Media 'out to get me' says Marley

Rita Marley has accused the British media of a witch-hunt against her after rape claims she made against her late husband Bob Marley made sensational headlines last week.

In her recently published book No Woman, No Cry: My Life With Bob Marley, she said that there were occasions when her husband would ask for sex and she would refuse because she knew he was having unprotected sex with other women.

Fifty-seven-year-old Marley told the black British newspaper The Voice on Monday she called it rape because she did not officially consent.
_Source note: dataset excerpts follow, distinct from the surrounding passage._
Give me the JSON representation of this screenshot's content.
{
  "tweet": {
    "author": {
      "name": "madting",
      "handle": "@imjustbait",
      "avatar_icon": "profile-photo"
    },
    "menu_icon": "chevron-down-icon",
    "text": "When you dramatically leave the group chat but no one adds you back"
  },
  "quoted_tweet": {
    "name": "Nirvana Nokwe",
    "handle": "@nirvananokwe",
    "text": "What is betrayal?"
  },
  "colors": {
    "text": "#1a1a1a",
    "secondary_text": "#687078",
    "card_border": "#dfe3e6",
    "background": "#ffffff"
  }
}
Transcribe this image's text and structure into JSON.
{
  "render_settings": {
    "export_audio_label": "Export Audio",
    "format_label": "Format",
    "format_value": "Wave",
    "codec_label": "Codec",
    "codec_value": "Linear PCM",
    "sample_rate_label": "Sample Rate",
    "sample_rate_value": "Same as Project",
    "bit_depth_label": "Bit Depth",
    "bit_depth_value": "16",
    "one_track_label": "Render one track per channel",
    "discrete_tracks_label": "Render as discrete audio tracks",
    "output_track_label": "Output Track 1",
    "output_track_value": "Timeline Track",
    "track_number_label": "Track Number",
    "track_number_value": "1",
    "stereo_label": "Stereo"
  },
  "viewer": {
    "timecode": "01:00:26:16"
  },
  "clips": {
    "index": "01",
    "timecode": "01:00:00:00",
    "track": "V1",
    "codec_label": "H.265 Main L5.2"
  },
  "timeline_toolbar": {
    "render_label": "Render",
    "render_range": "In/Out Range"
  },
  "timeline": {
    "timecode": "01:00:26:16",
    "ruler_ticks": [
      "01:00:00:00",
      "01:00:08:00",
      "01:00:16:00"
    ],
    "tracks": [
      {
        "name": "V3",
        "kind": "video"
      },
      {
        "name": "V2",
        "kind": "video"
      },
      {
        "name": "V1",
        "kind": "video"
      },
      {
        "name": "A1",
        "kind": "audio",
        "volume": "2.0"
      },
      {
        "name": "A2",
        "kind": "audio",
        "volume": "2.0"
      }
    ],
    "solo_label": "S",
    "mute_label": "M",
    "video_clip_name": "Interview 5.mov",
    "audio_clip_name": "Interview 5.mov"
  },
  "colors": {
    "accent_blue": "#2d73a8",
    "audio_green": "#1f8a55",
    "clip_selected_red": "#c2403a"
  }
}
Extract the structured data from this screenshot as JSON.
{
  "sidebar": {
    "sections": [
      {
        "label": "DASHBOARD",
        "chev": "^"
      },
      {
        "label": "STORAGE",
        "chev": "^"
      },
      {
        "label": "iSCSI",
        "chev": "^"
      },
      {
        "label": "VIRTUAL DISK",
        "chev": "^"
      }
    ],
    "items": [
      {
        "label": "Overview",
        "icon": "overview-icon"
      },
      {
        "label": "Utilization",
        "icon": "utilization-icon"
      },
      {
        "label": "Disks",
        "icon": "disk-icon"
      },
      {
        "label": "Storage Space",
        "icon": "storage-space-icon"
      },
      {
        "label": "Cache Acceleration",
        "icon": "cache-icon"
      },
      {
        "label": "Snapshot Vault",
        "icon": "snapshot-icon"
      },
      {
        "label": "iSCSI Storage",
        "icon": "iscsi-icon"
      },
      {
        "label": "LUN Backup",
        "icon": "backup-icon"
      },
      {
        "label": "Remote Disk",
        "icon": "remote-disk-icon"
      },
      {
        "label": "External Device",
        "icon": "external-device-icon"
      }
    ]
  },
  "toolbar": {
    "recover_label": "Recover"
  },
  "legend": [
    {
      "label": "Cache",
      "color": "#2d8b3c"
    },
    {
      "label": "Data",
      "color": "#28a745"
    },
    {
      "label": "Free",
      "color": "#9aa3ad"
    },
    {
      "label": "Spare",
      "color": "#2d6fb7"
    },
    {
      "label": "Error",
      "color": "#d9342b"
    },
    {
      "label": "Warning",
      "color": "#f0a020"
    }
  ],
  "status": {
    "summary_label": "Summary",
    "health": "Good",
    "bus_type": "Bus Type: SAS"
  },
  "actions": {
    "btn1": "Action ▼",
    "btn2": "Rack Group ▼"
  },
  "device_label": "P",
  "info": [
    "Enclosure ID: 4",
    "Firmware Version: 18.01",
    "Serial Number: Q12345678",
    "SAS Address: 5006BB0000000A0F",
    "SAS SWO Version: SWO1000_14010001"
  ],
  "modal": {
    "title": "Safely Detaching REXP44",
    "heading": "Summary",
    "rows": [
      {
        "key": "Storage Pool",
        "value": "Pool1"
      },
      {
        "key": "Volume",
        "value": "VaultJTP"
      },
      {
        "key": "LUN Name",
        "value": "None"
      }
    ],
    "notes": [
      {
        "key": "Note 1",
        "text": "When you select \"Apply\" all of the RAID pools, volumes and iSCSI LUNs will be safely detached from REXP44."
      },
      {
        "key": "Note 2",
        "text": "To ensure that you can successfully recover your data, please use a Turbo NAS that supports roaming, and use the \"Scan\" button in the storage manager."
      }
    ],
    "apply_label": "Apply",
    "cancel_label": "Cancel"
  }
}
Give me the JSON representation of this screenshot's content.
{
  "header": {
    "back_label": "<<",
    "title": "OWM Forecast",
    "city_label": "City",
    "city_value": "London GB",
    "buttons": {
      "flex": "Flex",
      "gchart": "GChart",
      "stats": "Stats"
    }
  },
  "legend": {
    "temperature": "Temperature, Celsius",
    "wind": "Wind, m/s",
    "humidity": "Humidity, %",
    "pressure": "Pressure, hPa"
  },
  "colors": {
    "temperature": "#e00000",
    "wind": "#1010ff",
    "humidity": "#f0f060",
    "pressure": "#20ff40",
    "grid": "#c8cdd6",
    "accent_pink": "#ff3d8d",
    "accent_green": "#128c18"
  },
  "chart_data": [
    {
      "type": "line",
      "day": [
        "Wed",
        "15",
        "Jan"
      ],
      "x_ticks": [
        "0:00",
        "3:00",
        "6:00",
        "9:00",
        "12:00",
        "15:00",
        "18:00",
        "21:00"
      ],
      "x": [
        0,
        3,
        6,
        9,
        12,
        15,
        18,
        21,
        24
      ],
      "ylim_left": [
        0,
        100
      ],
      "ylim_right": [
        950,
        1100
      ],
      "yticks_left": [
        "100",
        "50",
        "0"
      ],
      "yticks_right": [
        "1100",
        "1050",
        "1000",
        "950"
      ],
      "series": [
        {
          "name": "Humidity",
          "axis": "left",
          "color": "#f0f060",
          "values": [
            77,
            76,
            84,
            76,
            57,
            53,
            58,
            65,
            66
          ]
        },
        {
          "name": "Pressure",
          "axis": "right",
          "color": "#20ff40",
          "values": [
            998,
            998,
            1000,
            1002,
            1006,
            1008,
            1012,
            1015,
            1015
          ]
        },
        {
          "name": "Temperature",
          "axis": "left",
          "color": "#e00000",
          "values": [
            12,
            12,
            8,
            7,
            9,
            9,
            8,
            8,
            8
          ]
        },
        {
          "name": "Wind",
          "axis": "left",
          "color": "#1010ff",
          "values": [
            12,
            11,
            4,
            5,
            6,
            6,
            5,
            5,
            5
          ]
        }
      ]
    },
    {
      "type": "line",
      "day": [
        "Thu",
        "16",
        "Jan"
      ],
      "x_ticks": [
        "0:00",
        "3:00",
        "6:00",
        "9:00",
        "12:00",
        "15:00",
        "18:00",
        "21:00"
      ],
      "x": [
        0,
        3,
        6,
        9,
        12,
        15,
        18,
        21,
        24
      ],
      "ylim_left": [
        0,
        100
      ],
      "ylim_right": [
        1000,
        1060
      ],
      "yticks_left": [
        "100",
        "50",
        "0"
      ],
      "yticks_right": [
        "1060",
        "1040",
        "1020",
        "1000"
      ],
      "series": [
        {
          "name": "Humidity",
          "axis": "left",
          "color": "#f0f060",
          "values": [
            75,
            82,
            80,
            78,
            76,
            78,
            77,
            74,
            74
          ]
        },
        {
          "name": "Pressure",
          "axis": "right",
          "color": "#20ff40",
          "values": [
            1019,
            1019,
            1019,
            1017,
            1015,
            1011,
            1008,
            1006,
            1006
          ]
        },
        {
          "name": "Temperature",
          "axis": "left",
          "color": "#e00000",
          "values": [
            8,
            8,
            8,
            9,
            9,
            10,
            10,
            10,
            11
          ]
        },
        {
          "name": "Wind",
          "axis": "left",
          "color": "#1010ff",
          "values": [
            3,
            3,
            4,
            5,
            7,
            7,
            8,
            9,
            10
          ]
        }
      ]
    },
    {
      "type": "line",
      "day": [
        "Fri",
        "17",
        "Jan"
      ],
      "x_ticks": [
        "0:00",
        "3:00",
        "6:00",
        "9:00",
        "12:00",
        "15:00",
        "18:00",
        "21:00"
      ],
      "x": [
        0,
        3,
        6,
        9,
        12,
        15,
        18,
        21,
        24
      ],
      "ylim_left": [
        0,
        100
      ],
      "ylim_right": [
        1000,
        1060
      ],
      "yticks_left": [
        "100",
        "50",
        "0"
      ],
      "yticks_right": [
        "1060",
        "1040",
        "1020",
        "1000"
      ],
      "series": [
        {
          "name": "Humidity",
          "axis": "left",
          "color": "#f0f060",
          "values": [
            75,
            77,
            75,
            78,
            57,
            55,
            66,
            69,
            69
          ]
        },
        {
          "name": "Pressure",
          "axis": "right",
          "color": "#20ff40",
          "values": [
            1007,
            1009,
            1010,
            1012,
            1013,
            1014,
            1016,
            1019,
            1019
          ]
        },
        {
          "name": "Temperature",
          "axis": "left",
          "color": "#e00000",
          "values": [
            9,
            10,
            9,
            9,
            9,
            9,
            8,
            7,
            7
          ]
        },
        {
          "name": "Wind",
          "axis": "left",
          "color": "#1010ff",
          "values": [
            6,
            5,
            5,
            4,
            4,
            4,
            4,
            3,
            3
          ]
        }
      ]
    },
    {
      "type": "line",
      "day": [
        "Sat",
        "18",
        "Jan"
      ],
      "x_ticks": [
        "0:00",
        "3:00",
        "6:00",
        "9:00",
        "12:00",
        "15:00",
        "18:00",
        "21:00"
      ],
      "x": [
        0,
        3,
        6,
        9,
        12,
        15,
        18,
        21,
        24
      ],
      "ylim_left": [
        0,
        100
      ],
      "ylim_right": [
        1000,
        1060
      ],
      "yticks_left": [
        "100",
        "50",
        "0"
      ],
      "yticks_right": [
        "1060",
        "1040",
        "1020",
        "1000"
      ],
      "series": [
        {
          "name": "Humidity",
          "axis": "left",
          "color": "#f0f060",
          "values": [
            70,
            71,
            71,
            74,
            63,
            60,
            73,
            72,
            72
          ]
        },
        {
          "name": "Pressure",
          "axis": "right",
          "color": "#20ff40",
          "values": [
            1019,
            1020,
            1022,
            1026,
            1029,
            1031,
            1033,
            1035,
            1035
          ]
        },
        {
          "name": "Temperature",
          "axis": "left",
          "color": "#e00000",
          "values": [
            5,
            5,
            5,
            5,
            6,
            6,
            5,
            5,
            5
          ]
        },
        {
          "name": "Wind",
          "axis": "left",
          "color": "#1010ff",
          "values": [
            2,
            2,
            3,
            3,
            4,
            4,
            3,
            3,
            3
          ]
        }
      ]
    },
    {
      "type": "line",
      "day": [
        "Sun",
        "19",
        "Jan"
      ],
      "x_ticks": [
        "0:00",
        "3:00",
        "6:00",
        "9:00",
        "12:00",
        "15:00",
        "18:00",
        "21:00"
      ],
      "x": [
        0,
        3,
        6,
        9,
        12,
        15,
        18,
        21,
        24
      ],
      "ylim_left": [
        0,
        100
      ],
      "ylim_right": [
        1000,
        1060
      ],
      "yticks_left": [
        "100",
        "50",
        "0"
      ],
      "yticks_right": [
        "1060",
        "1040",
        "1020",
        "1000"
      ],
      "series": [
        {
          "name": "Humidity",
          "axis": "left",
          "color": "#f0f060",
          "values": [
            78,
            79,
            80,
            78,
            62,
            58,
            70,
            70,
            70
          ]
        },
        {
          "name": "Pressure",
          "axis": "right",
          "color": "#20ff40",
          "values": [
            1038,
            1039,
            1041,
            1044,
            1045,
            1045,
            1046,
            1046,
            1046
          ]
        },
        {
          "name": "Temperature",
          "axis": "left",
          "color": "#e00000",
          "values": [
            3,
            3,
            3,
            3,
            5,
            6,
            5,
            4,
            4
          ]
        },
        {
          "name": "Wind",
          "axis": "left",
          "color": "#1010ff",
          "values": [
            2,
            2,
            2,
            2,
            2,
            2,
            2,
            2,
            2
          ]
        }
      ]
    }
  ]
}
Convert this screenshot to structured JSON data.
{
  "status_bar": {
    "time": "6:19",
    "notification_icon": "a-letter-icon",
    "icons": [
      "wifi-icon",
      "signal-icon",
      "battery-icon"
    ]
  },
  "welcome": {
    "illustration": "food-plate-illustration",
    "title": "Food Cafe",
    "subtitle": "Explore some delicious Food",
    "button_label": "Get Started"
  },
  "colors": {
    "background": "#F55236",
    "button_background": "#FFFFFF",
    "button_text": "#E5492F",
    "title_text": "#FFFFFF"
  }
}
She said the matter was being blown out of proportion by the British tabloid press and accused the media of being "out to get her".

"The way the guy put it in the newspaper, he made it look like Bob had me by the neck. When you think about it, you ask yourself whether a husband can actually rape his wife."

Rita Marley stuck with the reggae icon for 15 years despite his frequent extra-marital affairs the most significant relationship of which was with 1976 Miss World Cindy Breakspeare for whom he wrote the song Turn The Lights Down Low.

 
Marley was constantly unfaithful to his wife

Marley told BBC Caribbean Service that the extra-marital affairs were "painful" but she endured because she was in love with the reggae icon.

"As they say you grunt and bear it, that's what I had to do because I was so in love with this man and love grew stronger, it’s not that it grew weaker," she said.

"It's a natural thing, Jamaican men have a thing where they want more than one woman, and more than one pickney," Marley said. "I had to see it as I may not be getting the wife treatment, but he's my brother."

The former I-Threes singer said she was so distraught by the furore that she roamed the streets of Central London pleading with her dead husband for forgiveness.

Marley now lives in Ghana where she heads The Rita Marley Foundation. She released her album Sunshine After Rain last month.